Born in Berehove, Czechoslovakia, Katz is 14 years old when she’s taken to the ghetto, then to Auschwitz. Both of her parents and two of her brothers were murdered in the Holocaust; she, along with two other brothers and two sisters, survived the concentration camps. She speaks, with emotions near the surface, about some of her experiences. The documentary is a mix of seemingly spontaneous moments, while other parts are scripted reenactments or prepared questions being asked and answered.
“My original idea for the documentary,” Schubert told the Independent, “was to track Martha and her two sisters’ incredible journey together through the ghettos and, eventually, Auschwitz. After Auschwitz, they were even forced to work at a German bomb factory together in Allendorf, manufacturing the bombs. The fact that Martha and her two sisters managed to stay together and survive through all of the horrors of the concentration camps, to me, was a miracle. I thought that would make an amazing documentary.
“But, as we developed it at the NFB, we realized that a more traditional cinéma vérité documentary could be a viable way to tell her story, too. I did not know many of the facts beforehand, so many of the things she told me in the film came as a surprise. My grandmother and I have a warm and loving relationship and I thought, why not show that on screen as I find out all of these amazing things?
“The other thing about my grandmother,” added Schubert, “is she’s hilarious. She’s the classic Jewish grandmother and I wanted that to come across. I wanted this to also be a real picture of a grandmother and her grandson and how we naturally interact.
“We also decided that in between these cinéma vérité moments would be cinematic vignettes narrated by my grandmother herself. There were many more amazing things she went through, but, due to time constraints, I picked those stories.”
One of the stories is how, after the war, in Vienna, his grandmother met and married Bill Katz, who had been in a labour camp. The couple went to Winnipeg, with $200 they had saved up. They had two children – Jack and Sharon – and struggled financially. It was his grandmother who suggested they go into business for themselves. She went to night school, then saw an ad for a grocery store for sale – she bought it, learning on the job. There are some wonderful photos and video in this part of the film.

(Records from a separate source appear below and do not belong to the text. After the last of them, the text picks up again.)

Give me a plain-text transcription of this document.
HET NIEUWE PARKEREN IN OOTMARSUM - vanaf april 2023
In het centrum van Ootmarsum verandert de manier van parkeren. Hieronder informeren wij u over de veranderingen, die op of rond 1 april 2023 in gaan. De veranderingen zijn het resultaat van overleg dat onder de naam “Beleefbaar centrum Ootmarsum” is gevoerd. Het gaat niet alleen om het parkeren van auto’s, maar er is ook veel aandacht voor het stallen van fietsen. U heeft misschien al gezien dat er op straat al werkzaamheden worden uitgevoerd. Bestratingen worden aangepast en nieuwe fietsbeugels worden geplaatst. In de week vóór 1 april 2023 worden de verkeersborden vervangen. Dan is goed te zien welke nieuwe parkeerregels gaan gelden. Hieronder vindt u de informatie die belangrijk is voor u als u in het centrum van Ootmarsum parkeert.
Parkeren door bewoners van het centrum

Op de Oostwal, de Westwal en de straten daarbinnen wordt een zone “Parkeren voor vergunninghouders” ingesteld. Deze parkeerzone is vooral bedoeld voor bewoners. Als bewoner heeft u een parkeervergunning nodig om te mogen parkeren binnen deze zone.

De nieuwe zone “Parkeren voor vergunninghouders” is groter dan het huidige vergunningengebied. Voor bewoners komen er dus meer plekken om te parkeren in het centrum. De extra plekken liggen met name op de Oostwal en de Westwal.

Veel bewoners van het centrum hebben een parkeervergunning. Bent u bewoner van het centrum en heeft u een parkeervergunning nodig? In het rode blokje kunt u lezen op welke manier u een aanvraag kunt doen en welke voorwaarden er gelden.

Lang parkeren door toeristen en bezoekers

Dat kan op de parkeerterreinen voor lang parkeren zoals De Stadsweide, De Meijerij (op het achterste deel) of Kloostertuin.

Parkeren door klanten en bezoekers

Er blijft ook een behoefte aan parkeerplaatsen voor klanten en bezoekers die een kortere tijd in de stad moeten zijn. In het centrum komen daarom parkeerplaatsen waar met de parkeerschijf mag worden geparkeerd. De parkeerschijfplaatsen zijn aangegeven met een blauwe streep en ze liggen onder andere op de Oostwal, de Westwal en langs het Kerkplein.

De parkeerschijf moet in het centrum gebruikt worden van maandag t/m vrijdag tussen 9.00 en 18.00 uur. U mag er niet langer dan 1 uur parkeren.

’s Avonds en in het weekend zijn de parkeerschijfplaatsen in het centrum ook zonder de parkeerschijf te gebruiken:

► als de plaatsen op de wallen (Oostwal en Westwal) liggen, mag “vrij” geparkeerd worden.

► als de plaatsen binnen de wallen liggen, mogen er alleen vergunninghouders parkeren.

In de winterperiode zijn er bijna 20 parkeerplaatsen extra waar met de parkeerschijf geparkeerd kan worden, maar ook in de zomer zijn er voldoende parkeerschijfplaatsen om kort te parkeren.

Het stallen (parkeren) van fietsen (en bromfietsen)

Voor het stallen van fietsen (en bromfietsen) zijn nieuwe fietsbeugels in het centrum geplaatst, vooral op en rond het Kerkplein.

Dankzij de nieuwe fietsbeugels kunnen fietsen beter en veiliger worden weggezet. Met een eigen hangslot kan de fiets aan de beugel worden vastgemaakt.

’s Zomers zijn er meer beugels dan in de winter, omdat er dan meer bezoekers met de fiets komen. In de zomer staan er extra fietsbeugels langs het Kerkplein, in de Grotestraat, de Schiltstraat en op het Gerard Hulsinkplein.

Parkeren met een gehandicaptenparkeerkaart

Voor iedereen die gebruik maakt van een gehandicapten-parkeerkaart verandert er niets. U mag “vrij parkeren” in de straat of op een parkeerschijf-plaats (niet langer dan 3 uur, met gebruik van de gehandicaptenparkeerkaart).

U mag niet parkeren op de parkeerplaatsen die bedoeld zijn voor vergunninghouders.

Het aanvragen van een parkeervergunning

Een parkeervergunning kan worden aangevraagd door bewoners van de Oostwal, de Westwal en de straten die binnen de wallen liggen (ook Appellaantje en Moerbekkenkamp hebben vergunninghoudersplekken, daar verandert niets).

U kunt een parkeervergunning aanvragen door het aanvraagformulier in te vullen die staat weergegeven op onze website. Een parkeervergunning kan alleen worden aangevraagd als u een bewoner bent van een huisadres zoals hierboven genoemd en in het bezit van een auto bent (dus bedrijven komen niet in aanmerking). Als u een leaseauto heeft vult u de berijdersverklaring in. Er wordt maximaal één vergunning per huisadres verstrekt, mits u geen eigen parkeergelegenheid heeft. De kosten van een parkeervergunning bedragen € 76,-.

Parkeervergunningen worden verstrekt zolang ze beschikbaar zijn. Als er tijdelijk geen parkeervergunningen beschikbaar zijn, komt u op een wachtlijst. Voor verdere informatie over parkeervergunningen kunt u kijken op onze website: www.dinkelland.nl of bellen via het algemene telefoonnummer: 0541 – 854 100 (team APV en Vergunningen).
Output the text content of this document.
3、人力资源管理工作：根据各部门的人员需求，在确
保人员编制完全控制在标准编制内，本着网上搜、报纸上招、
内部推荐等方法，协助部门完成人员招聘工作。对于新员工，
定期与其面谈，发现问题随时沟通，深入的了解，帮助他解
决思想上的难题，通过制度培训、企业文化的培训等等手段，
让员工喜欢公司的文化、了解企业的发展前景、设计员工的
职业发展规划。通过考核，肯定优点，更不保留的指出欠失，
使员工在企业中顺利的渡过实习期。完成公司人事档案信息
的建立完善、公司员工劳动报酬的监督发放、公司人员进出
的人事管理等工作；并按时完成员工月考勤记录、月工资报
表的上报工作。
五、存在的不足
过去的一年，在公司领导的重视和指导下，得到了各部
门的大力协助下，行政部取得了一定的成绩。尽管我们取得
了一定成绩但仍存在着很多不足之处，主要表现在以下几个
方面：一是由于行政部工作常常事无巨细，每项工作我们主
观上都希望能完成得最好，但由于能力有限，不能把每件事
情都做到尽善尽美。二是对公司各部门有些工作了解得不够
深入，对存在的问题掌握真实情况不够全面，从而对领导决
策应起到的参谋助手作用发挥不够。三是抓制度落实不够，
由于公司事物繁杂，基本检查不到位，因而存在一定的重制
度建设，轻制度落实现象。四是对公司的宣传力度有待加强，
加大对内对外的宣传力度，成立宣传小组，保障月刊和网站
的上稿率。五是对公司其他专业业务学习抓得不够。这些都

It was her goal in life for her two children to have whatever they wanted and she talks about her happiness at having had them. “We had to have a life again,” she says, stressing that this doesn’t mean she doesn’t think about the Holocaust all the time, because she does – “I hope it should never happen again. That’s all.”
“Bringing her to the museum was a bit of a tough decision, but she encouraged us to go,” said Schubert. “The intention was to see whether there was anything new that she and I could both learn about the atrocities committed. And, as it turned out in the film, there was; specifically, about the excruciating length of time the gas chamber took, in some cases, to exterminate those poor victims trapped inside, including my great-grandmother and her young son. Suffice to say, it took way longer than expected, and neither of us knew how long they may have had to suffer inside.”
It was for health reasons that Katz, who is now 90 years old, moved to Los Angeles.
“My grandmother suffered from chronic bronchitis since the war and, because of Winnipeg’s frigid winters, the doctors advised her to move somewhere warmer, or else her life could be at risk,” explained Schubert. “My grandfather’s brother lived in Los Angeles, so they helped them get settled there. They came to Winnipeg from Europe in 1948 and moved to Los Angeles in 1964.”
The 22-minute documentary is dedicated to the memory of Katz’s older sister, Rose Benovich. The statement at the film’s end notes: “Her courage in Auschwitz is the reason I am alive today.”